Unlike some listings, which are less about an actual population decline than about new and better data on a species, the new bat classifications are a result of the sweeping devastation caused by white-nose syndrome.

Thousands of Connecticut’s cave bats, and millions across the nation, have died from white-nose syndrome, which scientists believe causes an itching that wakes hibernating bats before there is enough food available to survive.

“What’s happened with our bats has happened incredibly fast,” said DEEP wildlife director Rick Jacobson. “It’s unusual that a species goes from not being listed at all to being endangered, but the decline is well documented.”

The state Department of Energy and Environmental Protection is beginning to update its list of native species that are endangered, threatened or of special concern. The agency last did this five years ago, in 2010.

The agency is basing its proposed changes on recommendations made by taxonomic review groups of wildlife experts culled from DEEP, universities, and nonprofit groups with field experience in the affected species.

The recommendations ranged from listing the northern goshawk as a state-threatened species, which would eliminate its use in state falconry, to listing the Atlantic sturgeon as endangered because of a federal listing in 2011.

The taxonomic groups recommended 17 invertebrate animals be added to the state endangered list, ranging from the Appalachian blue butterfly, known to only exist in the western edge of the state, to the little 17-year periodical cicada.

Many of the invertebrate additions, however, were a result of new state data on these little-documented species, Jacobson said, rather than knowledge of a decline in their population to endangered species levels.

Armed with this research, DEEP released its proposed changes last month in advance of a March 31 hearing. Depending on the reaction, it will take about six months for the agency changes to go into effect.

Unlike a federal listing, a state classification by itself doesn’t protect a listed species on private property, but it does protect it from state-funded actions, like paving a road or building a school. But some species are listed on both.

In Connecticut, an endangered species is one that is federally listed, or one that scientific field research shows is in danger of no longer being found here in the wild in Connecticut, with no more than five occurrences.

Threatened species have fewer than 10 occurrences, according to state law.

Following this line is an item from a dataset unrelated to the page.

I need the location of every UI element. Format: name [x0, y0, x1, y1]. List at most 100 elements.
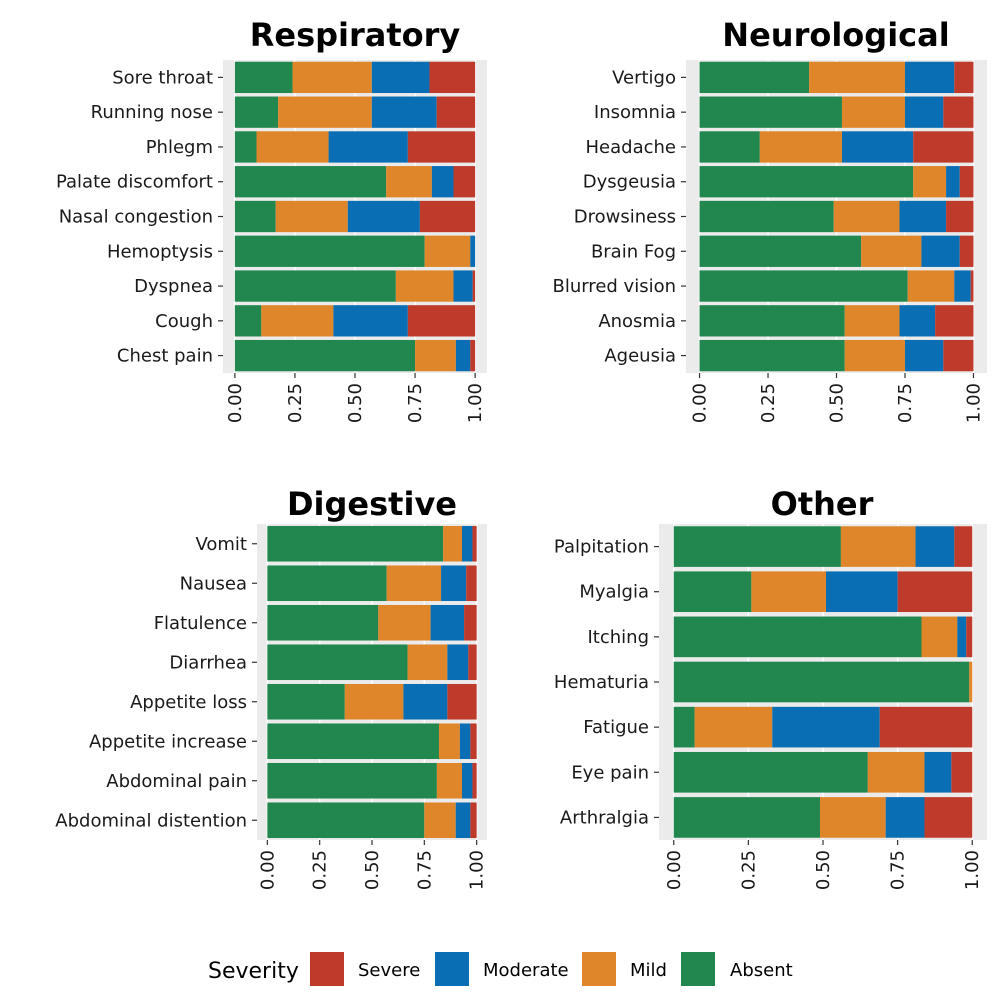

That does not translate into number of plants or animals present in the state. It may take a hundred individual beetles to make up a single occurrence, or self-sustaining community, of that species, but only two black bears.

For the newly listed bats, a single occurrence is a hibernation cave. It’s there that the white-nose syndrome has been wreaking havoc, its signature nose and wing fungus spreading from bat to bat to bat.

The agency cites survey data showing the numbers of eastern small-footed bat, little brown bat, northern long-eared bat, and tricolored bat are low enough now to be considered endangered in Connecticut, officials say.

The little brown had been one of Connecticut’s most common bats, but this species has been particularly hard hit by white-nose syndrome. These bats are of considerable benefit to people, eating up to 1,200 mosquitoes an hour.

The Indiana bat, a federally endangered bat, was already on the state’s list. The state’s silver haired, red and hoary bats, which roost in trees instead of the caves where white-nose fungus is found, remain species of special concern.

Connecticut’s other endangered mammal is the least shrew. The tiny, mole-like creature can only be found in one location in Connecticut, in a the salt grass meadows of coastal Middlesex County.